As the title of the conference is Neural Information Processing Systems, it is good to see papers exploring the forefront of the computational substrate for these systems. One of the drivers of the current renaissance of machine learning has been the massive increase in computational capacity due to high-performance GPU systems. Wafer-scale systems seem to be the next frontier that will drive the next wave of development in machine learning. The paper presents, and justifies/validates, a new chiplet based wafer scale substrate supporting the next generation of machine learning systems.

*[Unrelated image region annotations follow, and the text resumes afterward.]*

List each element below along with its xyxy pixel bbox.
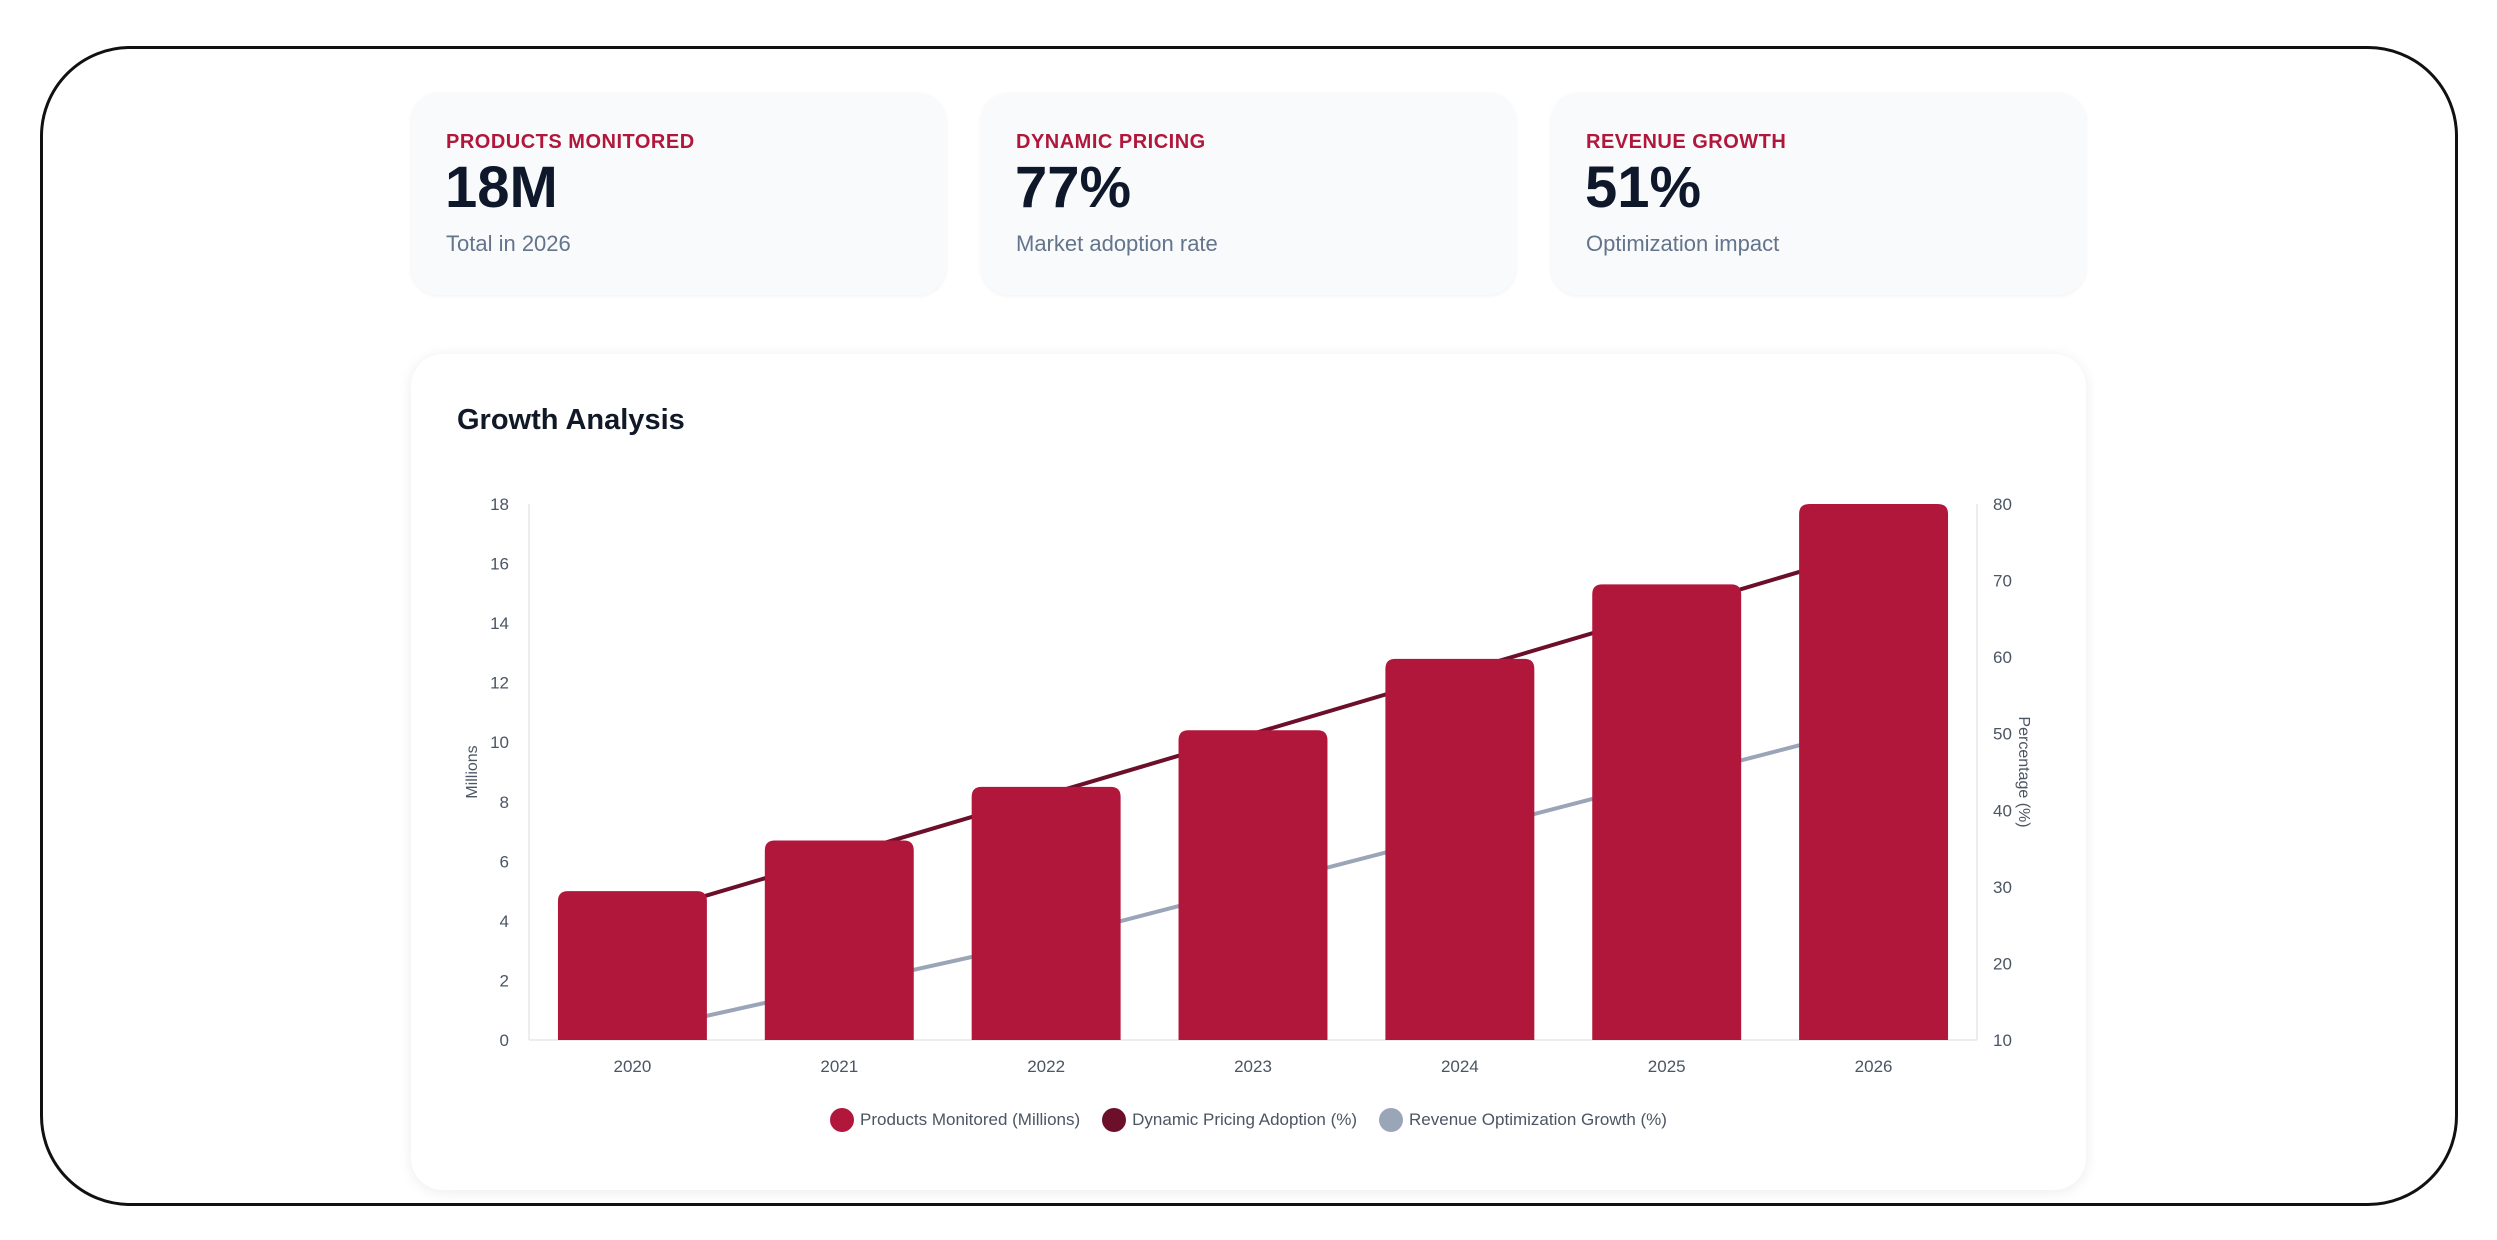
y-tick-label: 18 (490, 495, 509, 514)
chart-legend: Products Monitored (Millions) Dynamic Pri… (411, 1108, 2086, 1132)
y-tick-label: 8 (500, 793, 509, 812)
y2-tick-label: 70 (1993, 572, 2012, 591)
y-tick-label: 16 (490, 555, 509, 574)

(e) Summarize the discussion and changes during the rebuttal period. What were the points raised by the reviewers? How were each of these points addressed by the authors? How did you weigh in each point in your final decision?

The rebuttal discussion was extensive, and the authors did a lot of work in addressing the issues raised by the reviewers.

One key issue that was clarified in the rebuttal discussion was the contributions made on the hardware side. As doing FPGA, ASIC or full custom VLSI is premature (and expensive) at this stage, the detailed cycle-accurate RTL simulations are sufficient to establish the benefits and feasibility of the approach.

As requested by reviewer 6v38 the authors provided extensive comparisons on an advanced server with 8x NVIDIA A100 GPUs (each with 80GB HBM) to mimic Mozart, which features 4 chiplet clusters and has a similar total power consumption. This comparison was non-trivial and must have involved a great deal of additional work on the part of the authors.